CC: All of the State Representatives have been sent the medical history, given that only three have responded to this letter I am not sending any medical reports at this time. I would be more than happy to forward you the undisputable evidence of the personal experience, which brings me to writing this letter. Perhaps, reorganizing a much need process that can benefit all working citizens of this country. A process that has been on going since early 2000. While waiting for a trail date to once again be subjected to the adjudicate process before the claim can be settled.
I have attached a detailed history of my medical history for your review. I can not conceive of how any of these injuries and the complications arising from them can not be considered as work related, even given the most stringent definition of that term. I have concluded that Workers Comp has adopted a completely adversarial posture in dealing with legitimate claimants. It forces employees who are not well versed in its policies and procedures to come to them under the most disadvantageous and stressful circumstances and, in effect, colludes with the employer to discourage even the most rightful petition for benefits. There is no voice within the process that advocates for the claimant, and the process of appealing the almost automatic declinations, requires litigation, or its threat. The claim process, even if a claim is approved, takes an inordinate amount of time, and creates harsh economic pressure for the claimant whose economic existence had been threatened by a work related injury for which he is blameless. How is it that such treatment of injured worker can be countenanced by those who have oversight in this process? My case is far from unique or even unusual. There are thousands of workers who have had the same result when trying to work through a process in which the cards are so arrogantly stacked against them, and for which there is so little help.

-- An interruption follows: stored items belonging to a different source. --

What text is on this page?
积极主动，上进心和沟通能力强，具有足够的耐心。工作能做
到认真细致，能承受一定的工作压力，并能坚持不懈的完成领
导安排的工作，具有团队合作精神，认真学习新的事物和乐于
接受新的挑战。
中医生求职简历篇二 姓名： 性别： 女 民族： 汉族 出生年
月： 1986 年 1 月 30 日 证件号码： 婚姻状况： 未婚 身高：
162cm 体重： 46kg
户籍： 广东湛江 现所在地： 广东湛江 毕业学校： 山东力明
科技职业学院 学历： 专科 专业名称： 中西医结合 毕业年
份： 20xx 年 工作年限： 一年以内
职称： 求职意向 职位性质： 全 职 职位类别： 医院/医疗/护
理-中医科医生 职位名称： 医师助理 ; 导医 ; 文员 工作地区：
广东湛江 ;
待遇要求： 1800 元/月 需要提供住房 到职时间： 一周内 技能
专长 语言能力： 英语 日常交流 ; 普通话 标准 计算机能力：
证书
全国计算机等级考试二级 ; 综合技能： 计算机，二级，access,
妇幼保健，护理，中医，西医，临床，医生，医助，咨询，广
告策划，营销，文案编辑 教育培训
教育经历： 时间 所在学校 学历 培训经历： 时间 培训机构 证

There are many employment scenarios where the probability of an injury or accident is likely, perhaps even inherent to the work itself. My employment is not atypical in this regard. It seems to me that the inherent problem with Workers Comp is that the employer has far too much self-interest to be involved in any part of the claims process. Withholding wages and other insurance benefits should not be used as a sword of Damocles against a worker who has suffered a legitimate injury. The process must allow an uninformed worker to learn what his rights are, and how his health can be restored without fear of employer related reprisals, and without regard to how the process of restoring that health will impact the employer’s insurance rates. He should be treated fairly, with civility, and under the presumption that his claim may in fact be legitimate. Certainly you would expect no less if you suffered an injury on the job.

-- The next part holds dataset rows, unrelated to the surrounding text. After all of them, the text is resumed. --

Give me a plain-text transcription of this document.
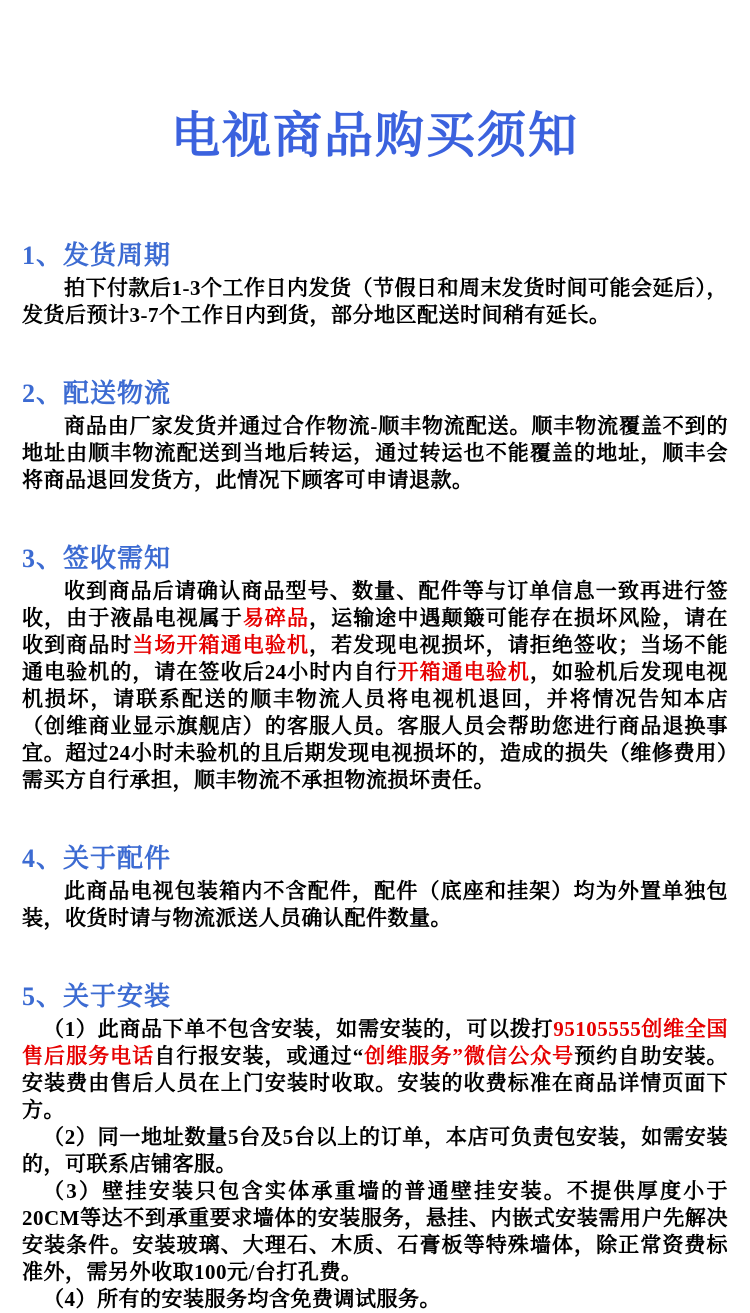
电视商品购买须知
1、发货周期

拍下付款后1-3个工作日内发货（节假日和周末发货时间可能会延后），发货后预计3-7个工作日内到货，部分地区配送时间稍有延长。

2、配送物流

商品由厂家发货并通过合作物流-顺丰物流配送。顺丰物流覆盖不到的地址由顺丰物流配送到当地后转运，通过转运也不能覆盖的地址，顺丰会将商品退回发货方，此情况下顾客可申请退款。

3、签收需知

收到商品后请确认商品型号、数量、配件等与订单信息一致再进行签收，由于液晶电视属于易碎品，运输途中遇颠簸可能存在损坏风险，请在收到商品时当场开箱通电验机，若发现电视损坏，请拒绝签收；当场不能通电验机的，请在签收后24小时内自行开箱通电验机，如验机后发现电视机损坏，请联系配送的顺丰物流人员将电视机退回，并将情况告知本店（创维商业显示旗舰店）的客服人员。客服人员会帮助您进行商品退换事宜。超过24小时未验机的且后期发现电视损坏的，造成的损失（维修费用）需买方自行承担，顺丰物流不承担物流损坏责任。

4、关于配件

此商品电视包装箱内不含配件，配件（底座和挂架）均为外置单独包装，收货时请与物流派送人员确认配件数量。

5、关于安装

（1）此商品下单不包含安装，如需安装的，可以拨打95105555创维全国售后服务电话自行报安装，或通过“创维服务”微信公众号预约自助安装。安装费由售后人员在上门安装时收取。安装的收费标准在商品详情页面下方。

（2）同一地址数量5台及5台以上的订单，本店可负责包安装，如需安装的，可联系店铺客服。

（3）壁挂安装只包含实体承重墙的普通壁挂安装。不提供厚度小于20CM等达不到承重要求墙体的安装服务，悬挂、内嵌式安装需用户先解决安装条件。安装玻璃、大理石、木质、石膏板等特殊墙体，除正常资费标准外，需另外收取100元/台打孔费。

（4）所有的安装服务均含免费调试服务。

I would welcome the opportunity to discuss theses issues with you, or to participate in any hearings that would help you shed much needed light on this important issue.
Injuries:
All State Rep. Never responded to letter, forced back on the job or I would lose my position, now facing a civil suit, added expense to the past 4years I have been paying medical bills out of my pocket, no weekly benefits for the 7 months I was off, and now 10,000 to fight this claims process to protect my medical rights and loss wages.